La tierra de ensueño se acercaba. El hombre se mantuvo en las crestas de las dunas para no perder de vista el sitio. Su mente moldeaba las sombras y las convertía en palmeras. Sus pensamientos excavaban un cauce subterráneo de arcilla húmeda.
—Justo allí hay un recodo fresco tras el que corre el agua y hay una charca, profunda y cristalina. Las palmeras se inclinan por doquier y a un lado hay una cueva en la roca donde nace el río.
Los vio en la realidad, pero la realidad es diferente de los sueños. Cuando Íxidor se acercó, las sombras le explicaron una historia muy distinta. El recodo por donde debía haber aparecido el agua no era más que un oscuro banco de arena cavado por el capricho del viento. La jungla que debería haber sido un palmeral no era más que la sombra engañosa de la ladera de una duna. Y la boca de la cueva no era nada.
Íxidor no se detuvo como la vez anterior. Siguió avanzando; preso no de desesperación, sino de rabia. ¿Cómo se atrevía a negárselo el mundo? ¿Cómo osaba el desierto a resistirse? No le había ofrecido más que una muerte inaceptable tras otra. Íxidor estaba furioso. Pasó la mirada por el paisaje, cambiando su configuración con los ojos.
«Esto es un arroyo. Esto es una palmera. Esto es una cueva».
El fantasma de mujer se deslizó por la escena. En un aura en torno a ella, el lugar se transformó. Trajo la belleza del día al nocturno desierto, pero los cambios no permanecieron. Todo volvió a ser polvo.

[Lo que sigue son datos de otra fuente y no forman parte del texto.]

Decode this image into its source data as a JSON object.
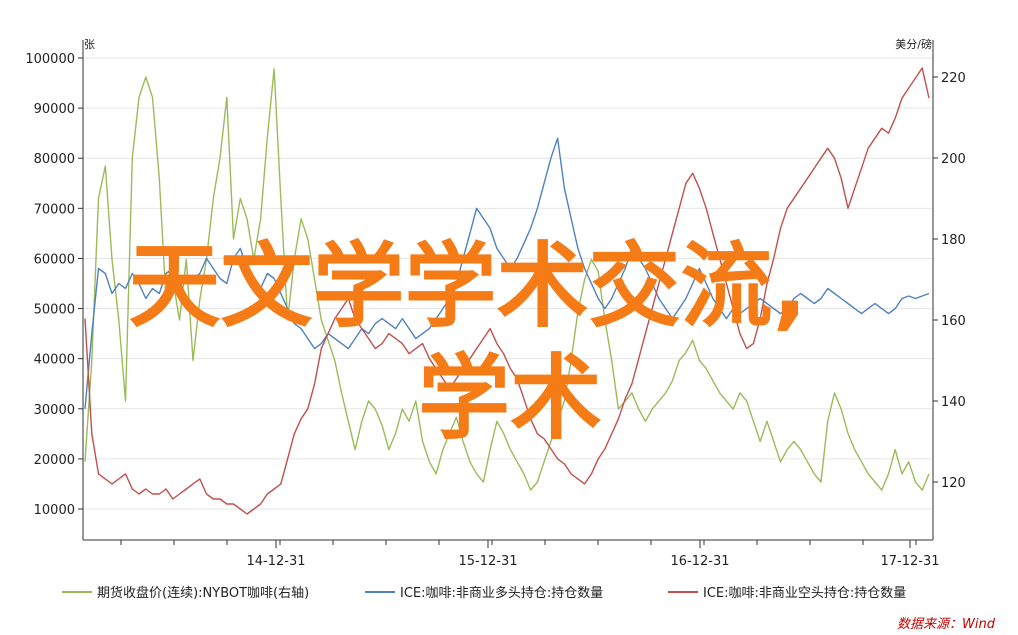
{
  "chart_data": {
    "type": "line",
    "left_axis": {
      "unit": "张",
      "ticks": [
        10000,
        20000,
        30000,
        40000,
        50000,
        60000,
        70000,
        80000,
        90000,
        100000
      ]
    },
    "right_axis": {
      "unit": "美分/磅",
      "ticks": [
        120,
        140,
        160,
        180,
        200,
        220
      ]
    },
    "x_ticks": [
      "14-12-31",
      "15-12-31",
      "16-12-31",
      "17-12-31"
    ],
    "series": [
      {
        "name": "期货收盘价(连续):NYBOT咖啡(右轴)",
        "axis": "right",
        "color": "#9bbb59",
        "values": [
          125,
          150,
          190,
          198,
          175,
          160,
          140,
          200,
          215,
          220,
          215,
          195,
          165,
          170,
          160,
          175,
          150,
          165,
          175,
          190,
          200,
          215,
          180,
          190,
          185,
          175,
          185,
          205,
          222,
          190,
          160,
          175,
          185,
          180,
          170,
          160,
          155,
          150,
          142,
          135,
          128,
          135,
          140,
          138,
          134,
          128,
          132,
          138,
          135,
          140,
          130,
          125,
          122,
          128,
          132,
          136,
          130,
          125,
          122,
          120,
          128,
          135,
          132,
          128,
          125,
          122,
          118,
          120,
          125,
          130,
          135,
          140,
          150,
          162,
          170,
          175,
          172,
          160,
          150,
          138,
          140,
          142,
          138,
          135,
          138,
          140,
          142,
          145,
          150,
          152,
          155,
          150,
          148,
          145,
          142,
          140,
          138,
          142,
          140,
          135,
          130,
          135,
          130,
          125,
          128,
          130,
          128,
          125,
          122,
          120,
          135,
          142,
          138,
          132,
          128,
          125,
          122,
          120,
          118,
          122,
          128,
          122,
          125,
          120,
          118,
          122
        ]
      },
      {
        "name": "ICE:咖啡:非商业多头持仓:持仓数量",
        "axis": "left",
        "color": "#4f81bd",
        "values": [
          30000,
          45000,
          58000,
          57000,
          53000,
          55000,
          54000,
          57000,
          55000,
          52000,
          54000,
          53000,
          57000,
          58000,
          56000,
          55000,
          56000,
          57000,
          60000,
          58000,
          56000,
          55000,
          60000,
          62000,
          58000,
          55000,
          54000,
          57000,
          56000,
          53000,
          50000,
          47000,
          46000,
          44000,
          42000,
          43000,
          45000,
          44000,
          43000,
          42000,
          44000,
          46000,
          45000,
          47000,
          48000,
          47000,
          46000,
          48000,
          46000,
          44000,
          45000,
          46000,
          48000,
          50000,
          52000,
          55000,
          60000,
          65000,
          70000,
          68000,
          66000,
          62000,
          60000,
          58000,
          60000,
          63000,
          66000,
          70000,
          75000,
          80000,
          84000,
          74000,
          68000,
          62000,
          58000,
          55000,
          52000,
          50000,
          52000,
          55000,
          58000,
          62000,
          60000,
          58000,
          55000,
          52000,
          50000,
          48000,
          50000,
          52000,
          55000,
          58000,
          55000,
          52000,
          50000,
          48000,
          50000,
          49000,
          50000,
          51000,
          52000,
          51000,
          50000,
          49000,
          50000,
          52000,
          53000,
          52000,
          51000,
          52000,
          54000,
          53000,
          52000,
          51000,
          50000,
          49000,
          50000,
          51000,
          50000,
          49000,
          50000,
          52000,
          52500,
          52000,
          52500,
          53000
        ]
      },
      {
        "name": "ICE:咖啡:非商业空头持仓:持仓数量",
        "axis": "left",
        "color": "#c0504d",
        "values": [
          48000,
          25000,
          17000,
          16000,
          15000,
          16000,
          17000,
          14000,
          13000,
          14000,
          13000,
          13000,
          14000,
          12000,
          13000,
          14000,
          15000,
          16000,
          13000,
          12000,
          12000,
          11000,
          11000,
          10000,
          9000,
          10000,
          11000,
          13000,
          14000,
          15000,
          20000,
          25000,
          28000,
          30000,
          35000,
          42000,
          45000,
          48000,
          50000,
          52000,
          48000,
          46000,
          44000,
          42000,
          43000,
          45000,
          44000,
          43000,
          41000,
          42000,
          43000,
          40000,
          38000,
          36000,
          34000,
          36000,
          38000,
          40000,
          42000,
          44000,
          46000,
          43000,
          41000,
          38000,
          36000,
          32000,
          28000,
          25000,
          24000,
          22000,
          20000,
          19000,
          17000,
          16000,
          15000,
          17000,
          20000,
          22000,
          25000,
          28000,
          32000,
          35000,
          40000,
          45000,
          50000,
          55000,
          60000,
          65000,
          70000,
          75000,
          77000,
          74000,
          70000,
          65000,
          60000,
          55000,
          50000,
          45000,
          42000,
          43000,
          48000,
          55000,
          60000,
          66000,
          70000,
          72000,
          74000,
          76000,
          78000,
          80000,
          82000,
          80000,
          76000,
          70000,
          74000,
          78000,
          82000,
          84000,
          86000,
          85000,
          88000,
          92000,
          94000,
          96000,
          98000,
          92000
        ]
      }
    ],
    "source": "数据来源：Wind",
    "overlay_text": [
      "天文学学术交流,",
      "学术"
    ]
  }
}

Al fin, Íxidor estaba en medio de aquel sitio ilusorio y desolado. No había arroyo, ni árboles, ni charca. Hasta su musa había renunciado a la forma de fantasma. Estaba solo en medio de la nada. Únicamente le rodeaba la arena cruel y el viento asesino. Aun así, Íxidor no se sentó. La rabia le recorría la columna vertebral.
Cerró los ojos. Se imaginó el agua onda por onda, tocó la húmeda ribera, olió las olas y oyó sus múltiples murmullos.
Íxidor se arrodilló. Hundió los dedos en el agua y los deslizó por ella. Cerró las manos y sacó un puñado goteante.
Entreabrió los ojos y vio que la arena le llenaba las manos.
No le importó. Volvió a cerrarlos, levantó las manos y se la bebió. Estaba fría y deliciosa, le llenó la boca y le rodó por la barbilla. Tragó. El agua le llenó de felicidad todo el cuerpo. O estaba muriendo en un éxtasis de engaño o estaba bebiendo, bebiendo de verdad.
Dejando caer el resto de agua, se acuclilló y abrió los ojos lentamente.
Ante él se extendía el oasis, justo como se lo había imaginado. Un torrente corría, ancho y paciente, por un lecho de arcilla. Se perdía en un suave recodo. Más allá, las palmeras clavaban las raíces en el agua y cerraban la fronda en lo alto. Al final del exuberante palmeral una cueva abría la boca para engullir al río.
Era real, todo ello, y no sólo como había esperado que sería. Era real como sabía que sería.
O bien eso, o bien estaba loco y no bebía más que puñados de arena.
¿Y qué importaba? Vive o muere, pero hazlo siendo feliz.
Cuando se inclinó para beber otra vez, su musa bailó en círculos alrededor de él. Juntos, fueron felices en su tierra de ensueño.